Spécialisé en droit de la circulation, l’avocat Antoine Régley avoue recevoir chaque semaine des « dizaines » de demandes de conducteurs testés positifs au cannabis, et qui affirment n’avoir consommé que du CBD. S’il n’est pas là « pour savoir si c’est vrai ou faux », l’avocat dresse une liste de conseils pour ses clients qui peuvent les aider à défendre leur cause devant les tribunaux. « Je les invite à produire des factures prouvant qu’ils ont acheté du CBD, voire à ne pas renoncer à leur droit de procéder à une contre-expertise. Ils peuvent aussi ensuite faire une analyse d’urine au laboratoire de la ville peu après leur contrôle par la police. ne pas détecter de THC dans leur corps 48 heures après avoir été fait par la police, cela peut être accrédité au poste auprès du juge », a ajouté Antoine Régley.

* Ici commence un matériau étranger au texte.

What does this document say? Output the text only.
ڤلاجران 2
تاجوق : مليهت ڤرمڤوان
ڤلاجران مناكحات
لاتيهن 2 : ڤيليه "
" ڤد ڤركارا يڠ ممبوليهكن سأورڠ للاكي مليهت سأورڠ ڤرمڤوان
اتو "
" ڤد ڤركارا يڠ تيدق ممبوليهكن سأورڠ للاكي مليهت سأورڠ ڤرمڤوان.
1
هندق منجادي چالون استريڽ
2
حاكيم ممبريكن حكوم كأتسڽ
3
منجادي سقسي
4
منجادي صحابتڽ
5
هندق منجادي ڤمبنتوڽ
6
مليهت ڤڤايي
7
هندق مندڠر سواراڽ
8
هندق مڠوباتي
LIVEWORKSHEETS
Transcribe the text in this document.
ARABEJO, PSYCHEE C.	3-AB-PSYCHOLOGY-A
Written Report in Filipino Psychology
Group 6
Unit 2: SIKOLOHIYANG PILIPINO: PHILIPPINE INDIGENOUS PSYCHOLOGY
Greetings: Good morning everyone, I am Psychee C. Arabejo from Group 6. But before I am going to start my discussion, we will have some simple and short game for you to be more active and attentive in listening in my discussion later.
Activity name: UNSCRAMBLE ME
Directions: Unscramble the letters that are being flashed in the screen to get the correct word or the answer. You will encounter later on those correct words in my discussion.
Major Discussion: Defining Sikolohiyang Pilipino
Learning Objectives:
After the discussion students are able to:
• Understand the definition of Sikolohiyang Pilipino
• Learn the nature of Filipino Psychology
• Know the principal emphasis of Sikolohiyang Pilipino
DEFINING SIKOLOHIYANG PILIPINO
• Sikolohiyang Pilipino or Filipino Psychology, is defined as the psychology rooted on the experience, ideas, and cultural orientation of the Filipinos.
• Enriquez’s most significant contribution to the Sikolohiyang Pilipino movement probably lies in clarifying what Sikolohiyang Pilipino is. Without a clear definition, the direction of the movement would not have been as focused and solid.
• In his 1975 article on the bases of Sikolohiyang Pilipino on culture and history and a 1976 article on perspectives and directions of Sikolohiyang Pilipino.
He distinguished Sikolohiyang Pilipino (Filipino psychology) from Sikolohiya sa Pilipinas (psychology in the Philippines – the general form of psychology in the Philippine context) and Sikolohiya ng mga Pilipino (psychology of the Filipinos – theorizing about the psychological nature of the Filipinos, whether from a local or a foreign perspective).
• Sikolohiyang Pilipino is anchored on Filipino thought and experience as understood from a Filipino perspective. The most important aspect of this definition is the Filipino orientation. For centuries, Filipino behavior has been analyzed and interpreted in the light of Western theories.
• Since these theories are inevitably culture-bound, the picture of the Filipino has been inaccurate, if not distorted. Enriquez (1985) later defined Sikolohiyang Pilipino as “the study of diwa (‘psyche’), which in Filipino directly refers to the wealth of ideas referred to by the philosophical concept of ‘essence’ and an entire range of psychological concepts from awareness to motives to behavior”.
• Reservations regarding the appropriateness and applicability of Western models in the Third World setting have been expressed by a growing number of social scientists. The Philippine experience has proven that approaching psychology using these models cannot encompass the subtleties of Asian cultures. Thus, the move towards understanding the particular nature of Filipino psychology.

Vers l’utilisation de tests plus avancés ?

Afin d’aider les forces de l’ordre à distinguer les conducteurs de bonne foi de ceux qui tentent de masquer leur consommation illégale de marijuana et de CBD, les techniques de dépistage pourraient évoluer dans les mois à venir. « Avec la méthode de prélèvement actuelle, on ne peut pas connaître la quantité de salive présente dans l’écouvillon qui nous est envoyé par la police, commente Jean-Michel Gaulier. On peut tout à fait évaluer la concentration de THC ou de CBD, mais, sans connaître le volume mesuré, cette concentration ne sera pas là n’est rien. »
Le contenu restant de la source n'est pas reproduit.